I got away from stretchy line years ago while bass fishing ( hard to turn a fish when your line stretches) but perhaps it is better for surf fishing, asorbs shock better? I have noticed a-lot of people use it on the coast.I'm gonna try the cajun and let ya know this eve (sho does look good on a black ambassadeur)I think youre right on the ceramics ( I might be making my abu's too fast) I know on 1 I can spin the spool, by hand and line pawl will travel the full length plus 1/2, the other abus I have dont??? I simply hate putting too much pressure on spool control because I'm afraid I'm putting too much pressure on spool shaft causing shaft wear???? maybe not?? what do you think?


----------



## fishhawkxxx (Jul 7, 2012)

the rest of the story.....Rod throws 2-6 really well, had no problem with 20lb cajun, hit 60-70 yds ever cast! good enough for me!


----------



## histprof (Oct 30, 2011)

That's good news. I am really looking forward to the fall. With the weed and the heads subsiding, the fishing will be much more fun. The 12' rods have been on the back burner since Jan. I fish the lighter gear when I'm using shrimp for bait in the spring. In the summer, the long lines make weed balls. The big rods move back to the front of the line here in a few more weeks.


----------



## fishhawkxxx (Jul 7, 2012)

yea, me too, might wait untill oct.Spent 2 weeks on sand in may and it was pretty bad! I've been looking at some of the older daiwa mags and I like some of them, just not crazy about plastic reels,I reckon graphite with metal side plates are ok, Do you have any suggestions for a level wind about same dimensions as our 7000's?


----------



## histprof (Oct 30, 2011)

Daiwa made a couple of level winds in the Sealine series (27 & 47). I have a couple of the 27s and have found that they don't cast very well. They are durable and solid, so they would be better as BTB reels for the kayak crowd. For casting, things really open up when you get away from the level wind. They made some open top, no level wind versions of the classic Sealines in good heavy surf sizes (250H, 300H?) that look like they would cast beautifully. The real gems in the arsenal were the Sealine Magforce reels, which were open top reels with cast control magnets. There were two sizes, 170 and 250. I'd love to get my hands on a 170, but they are pricey. I scored the 250 for nothing a few weeks back, so that is my current project reel. It is huge, suited for (lots of) 25# of 30# line. Today's high performance Daiwa reels are direct descendents of those two Sealine product lines. Those old Sealines are are awesome with their one piece aluminum frames. Their only major flaw was lousy glue on the decals. Nearly every reel from that period is missing its model number decal.

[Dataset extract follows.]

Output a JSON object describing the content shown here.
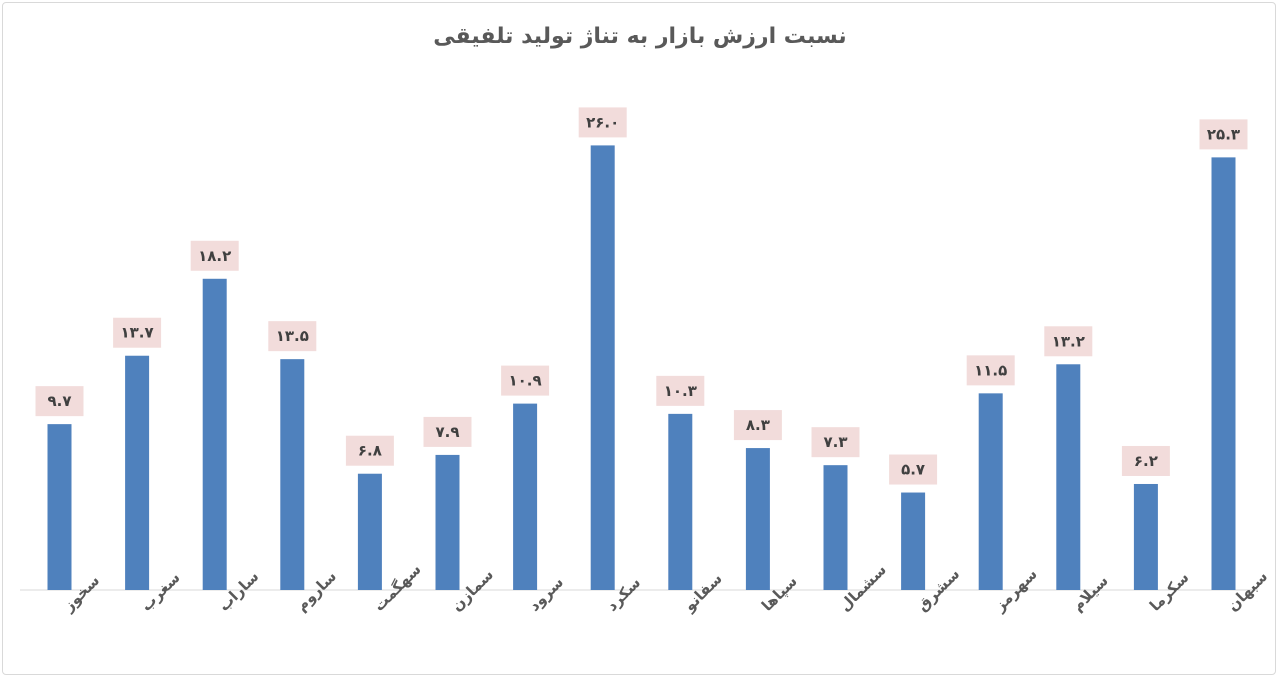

I often have my kids with me and their hands are too small to manage without a level wind. That is why I mainly fish with level wind reels. I keep the Abu 7000s on the big rods and I put Abu 6600s, 6500s, Penn 9, Daiwa 27 or Millionaire 6HM on my lighter rods. I also have to force myself to remember to carry the spinners in both heavy and light weight. So many times, I get to the beach and find the wind pretty brisk and right in my face. It is nice to have something more forgiving in the arsenal.


----------



## fishhawkxxx (Jul 7, 2012)

I grew up on squiders, but because of some kind of weird thumb problems I had to go to level winds and thats where I fell in love with the 7000 amb.So I think I'm stuck with level winds unless a miracle happens!


----------